Sawatdee ka from Thailand.
I've been at "school" for two days now, but I think I have already learned enough for a new lifetime. I thought I came here prepared with my beginner's mind, but I see now that I came with my ego.
Our teacher has a unique approach that involves nothing like our familiar version of lessons. There are a few key phrases that he keeps returning to while he talks. One of these is talking about "helicopters," meaning (I think) we tend to focus on the mess of anxiety and anticipation that exists outside ourselves and this present moment. He asked us many times today: "Helicopters. Helping or not helping?"
Not helping.
I have never done Thai massage before, so my initial plan was to observe and receive this first week. Just be a sponge and store everything I could in my head. I had the opportunity today to try out a few basic things. I guess I thought my knowledge and experience doing Western massage would help me to get the hang of it fairly easily.
Helicopters. Not helping.
Our teacher came over to my mat. He said, "Terrible. Terrible. What are you doing?" He proceeded to show me where I could feel a block in my practice partner's body. He tried to tell me what to do, but I just wasn't getting it. What I was getting was frustrated. Ego. "Just show me," I said. He proceeded to move my body into the correct position to work on my partner's body. I managed to get a little of the feel of that one movement, but I had no idea what to do next. So, he took over. And talked a lot about how I needed to stop thinking and just feel.

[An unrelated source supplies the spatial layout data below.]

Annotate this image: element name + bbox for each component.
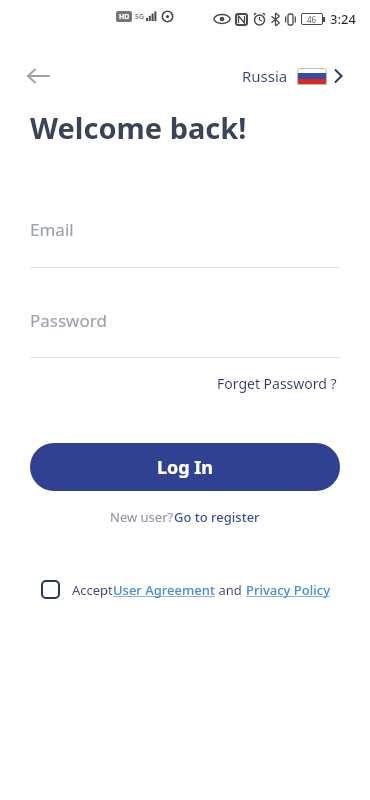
button[interactable] bbox=[41, 580, 60, 599]
button[interactable]: Forget Password ? bbox=[217, 374, 337, 393]
button[interactable]: Go to register bbox=[174, 508, 260, 526]
button[interactable]: Russia bbox=[242, 66, 344, 86]
staticText: 3:24 bbox=[330, 10, 356, 28]
button[interactable] bbox=[28, 68, 49, 84]
staticText: Accept bbox=[72, 581, 113, 599]
staticText: Log In bbox=[157, 455, 214, 480]
staticText: 46 bbox=[307, 14, 317, 25]
staticText: Password bbox=[30, 309, 107, 332]
button[interactable]: Log In bbox=[30, 443, 340, 491]
staticText: 5G bbox=[135, 12, 145, 22]
staticText: Russia bbox=[242, 66, 288, 86]
staticText: HD bbox=[119, 12, 130, 22]
staticText: Welcome back! bbox=[30, 108, 247, 147]
staticText: and bbox=[215, 581, 246, 599]
staticText: Email bbox=[30, 218, 74, 241]
button[interactable]: User Agreement bbox=[113, 581, 215, 599]
staticText: New user? bbox=[110, 508, 174, 526]
button[interactable]: Privacy Policy bbox=[246, 581, 330, 599]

None of this was news to me. Nor should it be news to anyone who has known me for thirty seconds or longer. But to me the realization that I am that much of a beginner was difficult. I suppose I brought my "advanced beginner" mind by mistake.
Learning something so new is uncomfortable and frustrating in the early stages. It has been some time since I've been this much of a beginner, so I guess I forgot. But tomorrow I'll be at class bright and early, trying again to be a clean slate and a calm mind.